“Generosity is the most natural outward expression of an inner attitude of compassion.”
Encouraging generosity in your child might not be as hard as you think. Anthropologists opine that generosity is a deeply-ingrained human trait, which can be honed with the help of conscious character development. While it might be difficult for little kids to grasp the nuances of being generous, it is our duty as parents and guardians to encourage altruistic behavior in our children.
Here is a list of 6 effective ways in which you can raise a generous, loving child:
1. Set Examples by Practicing Generosity
Toddlers and little kids pick up on the behavior of those around them. They live by emulating, hence, it is crucial for us to set positive examples via everyday actions. If your child grows up in the vicinity of generous individuals, he/she will automatically absorb this trait into their core personality. Model behavior in school also goes a long way – a good play school in Gurgaon would have teachers who encourage their students to be kind, loving, and empathetic, by exhibiting the same in their day-to-day interactions.

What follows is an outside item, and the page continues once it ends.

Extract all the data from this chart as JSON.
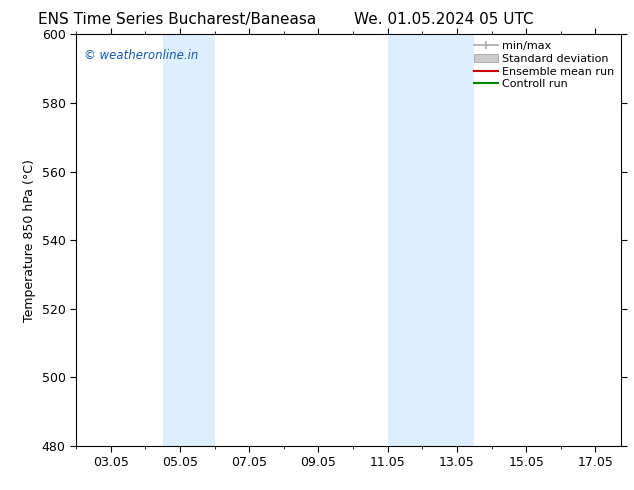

2. Encourage them to Reciprocate Kindness and Take Turns
As per a recent study at Stanford University, encouraging simple reciprocal activities in young children can trigger altruistic behavior. Generosity can be encouraged while teaching your child to take turns while rolling a beach ball, or handing soft toys back and forth between friends. Taking turns fosters the act of giving, along with the expectation of the same behavior from others. Once children experience reciprocity, they can envision a community guided by care and commitment. Teachers in the best schools in Gurgaon can implicitly communicate to children that it is wonderful to help other people in certain contexts.
3. Be Wary of Comparisons
Kind individuals have a lovely aura around them, attracting other humans towards them. However, it is common for generosity to provoke jealousy and resentment when one child is exemplified as exhibiting model behavior in front of other children who don’t. While fostering generosity, do not praise one child at the expense of another as such comparison can perpetuate feelings of self-depreciation. For instance, avoid negative comparisons, such as ‘Why can’t you be kind like your brother?’, as it will lead to the altruistic child being perceived in an unfavorable light.
4. Give Children a Certain Sense of Autonomy
Children should be allowed a certain sense of autonomy when it comes to exercising kindness and generosity. In a 2013 study, two groups of toddlers were asked to share a stack of stickers – one group had the choice of keeping it to themselves, while the other had no choice but to give it away. While almost all kids ended up sharing their stickers, the kids who were given a choice ended up sharing more, while genuinely learning the value of compassion. This exemplifies that children have the latent ability to be more giving when allowed to exercise free will.
5. Help Kids Discover Happiness via Acts of Compassion
Help your child discover the correlation between generosity and happiness, as this will encourage them to practice kindness naturally. Parents and teachers can reinforce this awareness in various ways. On noticing spontaneous generous acts carried out by children, you can appreciate and encourage this behavior by asking them to reflect on the experience of sharing with others. You can ask how they feel when they share toys with their friends, encouraging their latent feelings of joy when involved in the act of giving. This will help them realize that spreading joy not only betters the lives of others but also enriches their own.
In conclusion, raising a generous child will allow them to experience life in its variable hues, and help them evolve into kind and altruistic adults who aim to make the world a better place!